Es gibt auch Kommentare, die mich nachdenken lassen. Beispiel mit den alten gleißen. Nur lassen sie mich nicht über neue Gleise nachdenken, sondern darüber, was mir beim Hobby wichtig ist.

Mir sind die Nachteile bekannt. Und ich glaube auch, dass ich in absehbarer Zeit was besseres haben will. Aber genau so finde ich es gut und richtig. Frage an diejenigen, die mit dem alten Gleis angefangen haben, weil es irgendwie vorhanden war: hättet ihr dieses Hobby angefangen, wenn ihr alles neu kaufen müsstet? Und Frage an alle anderen - habt ihr nur eine Anlage gebaut?
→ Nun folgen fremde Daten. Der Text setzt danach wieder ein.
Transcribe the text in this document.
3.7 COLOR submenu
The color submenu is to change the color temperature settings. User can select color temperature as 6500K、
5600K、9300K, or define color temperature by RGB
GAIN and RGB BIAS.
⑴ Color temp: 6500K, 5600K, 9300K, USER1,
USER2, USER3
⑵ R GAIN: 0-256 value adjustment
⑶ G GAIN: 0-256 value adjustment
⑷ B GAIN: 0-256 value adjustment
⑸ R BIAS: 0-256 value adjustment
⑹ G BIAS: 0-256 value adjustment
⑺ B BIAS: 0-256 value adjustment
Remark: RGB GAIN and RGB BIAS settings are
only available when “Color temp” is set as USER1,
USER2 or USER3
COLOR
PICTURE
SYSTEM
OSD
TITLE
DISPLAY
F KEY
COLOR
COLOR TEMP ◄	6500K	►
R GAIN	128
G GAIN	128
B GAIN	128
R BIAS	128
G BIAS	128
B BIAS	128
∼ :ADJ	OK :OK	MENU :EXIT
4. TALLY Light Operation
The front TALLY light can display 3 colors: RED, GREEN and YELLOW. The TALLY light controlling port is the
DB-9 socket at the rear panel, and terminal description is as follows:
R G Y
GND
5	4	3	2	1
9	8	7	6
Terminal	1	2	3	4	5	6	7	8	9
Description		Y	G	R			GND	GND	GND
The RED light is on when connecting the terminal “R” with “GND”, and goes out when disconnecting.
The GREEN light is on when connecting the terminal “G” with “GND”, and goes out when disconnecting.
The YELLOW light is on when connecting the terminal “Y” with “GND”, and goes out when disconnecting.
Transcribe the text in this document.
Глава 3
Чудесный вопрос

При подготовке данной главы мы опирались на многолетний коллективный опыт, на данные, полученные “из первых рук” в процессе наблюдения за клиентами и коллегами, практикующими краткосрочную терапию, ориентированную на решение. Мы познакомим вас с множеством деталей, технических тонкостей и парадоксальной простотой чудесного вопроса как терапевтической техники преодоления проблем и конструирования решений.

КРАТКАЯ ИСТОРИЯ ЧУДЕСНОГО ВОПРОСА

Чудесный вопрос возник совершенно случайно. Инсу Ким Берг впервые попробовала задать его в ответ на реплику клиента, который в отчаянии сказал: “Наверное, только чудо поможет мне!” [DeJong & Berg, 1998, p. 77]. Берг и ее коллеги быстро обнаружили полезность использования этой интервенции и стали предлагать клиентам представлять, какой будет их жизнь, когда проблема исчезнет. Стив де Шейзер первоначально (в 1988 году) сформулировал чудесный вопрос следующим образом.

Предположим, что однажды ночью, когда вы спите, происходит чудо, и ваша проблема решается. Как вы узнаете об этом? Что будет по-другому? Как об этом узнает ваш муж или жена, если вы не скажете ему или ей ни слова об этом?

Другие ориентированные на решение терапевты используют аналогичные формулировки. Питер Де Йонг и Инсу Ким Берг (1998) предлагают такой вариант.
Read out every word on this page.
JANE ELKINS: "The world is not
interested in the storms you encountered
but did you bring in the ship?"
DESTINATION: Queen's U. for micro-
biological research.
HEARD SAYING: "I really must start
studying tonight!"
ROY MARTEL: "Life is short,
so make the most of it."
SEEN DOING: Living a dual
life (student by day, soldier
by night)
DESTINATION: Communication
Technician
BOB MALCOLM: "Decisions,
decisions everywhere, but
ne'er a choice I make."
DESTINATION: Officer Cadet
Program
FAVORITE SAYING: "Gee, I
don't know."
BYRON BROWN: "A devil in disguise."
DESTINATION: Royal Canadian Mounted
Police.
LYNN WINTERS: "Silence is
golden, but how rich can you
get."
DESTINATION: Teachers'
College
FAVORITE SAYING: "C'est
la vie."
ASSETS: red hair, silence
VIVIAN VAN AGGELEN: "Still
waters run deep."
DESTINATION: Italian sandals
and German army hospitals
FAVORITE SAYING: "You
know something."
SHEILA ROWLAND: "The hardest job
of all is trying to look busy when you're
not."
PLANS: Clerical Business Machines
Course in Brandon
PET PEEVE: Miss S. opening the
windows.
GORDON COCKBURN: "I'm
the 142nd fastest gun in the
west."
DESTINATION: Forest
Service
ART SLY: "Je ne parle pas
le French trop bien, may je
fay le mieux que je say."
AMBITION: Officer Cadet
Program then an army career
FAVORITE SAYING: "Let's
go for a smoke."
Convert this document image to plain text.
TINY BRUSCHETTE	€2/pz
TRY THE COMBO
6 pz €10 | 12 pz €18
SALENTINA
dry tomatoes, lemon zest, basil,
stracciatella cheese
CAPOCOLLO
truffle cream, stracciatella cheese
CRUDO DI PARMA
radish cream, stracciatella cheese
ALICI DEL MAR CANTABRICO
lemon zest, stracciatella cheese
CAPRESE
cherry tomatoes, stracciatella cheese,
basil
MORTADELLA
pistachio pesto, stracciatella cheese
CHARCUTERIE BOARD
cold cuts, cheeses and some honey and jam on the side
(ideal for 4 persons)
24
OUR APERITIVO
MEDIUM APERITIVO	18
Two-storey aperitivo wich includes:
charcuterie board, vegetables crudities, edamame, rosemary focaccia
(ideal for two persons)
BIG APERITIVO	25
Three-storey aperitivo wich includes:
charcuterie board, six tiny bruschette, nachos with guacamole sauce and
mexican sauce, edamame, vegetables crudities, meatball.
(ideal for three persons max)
Vielleicht bin ich nicht der typische Modelleisenbahner, aber diesmal will ich etwas machen, wo ich mir Fehler erlauben kann. Ich glaube nicht, dass die erste Anlage perfekt wird, bin aber überzeugt, dass ich sowohl beim Bauen, als auch bei drehen der ersten Kreisen mein Spaß haben werde - eigentlich macht mir schon die Planung Spaß. In schlimmsten Fall werden nicht nur die Wagons, sonder auch die Loks mit fester Kupplung gekoppelt, da entkoppelt sich von alleine nichts mehr. Und dann können meine alten Schätze immer noch im Kreis die Runden drehen, während ich mir Gedanken über eine neue Anlage mache. Soweit bin ich aber nicht :)

Bis bald mit neuem Plan

Peter
 
Wenn wir beim schlaue Sprüche klopfen sind, werfe ich mal in die Manege:
  • „Alle Teilgebiete der Modellbahnerei sind gut, wichtig und richtig, aber der Bau und der Betrieb einer Anlage, einer Modell-Eisenbahn, machen die Essenz dieses Hobbys aus.“ (A.C. Kalmbach)
Den „irgendwie irgendwo irgendwann“ Spruch oben von Herrn Kurbjuweit finde ich hingegen nicht so gut, weil er polemisch und ohne wirkliche Aussage ist.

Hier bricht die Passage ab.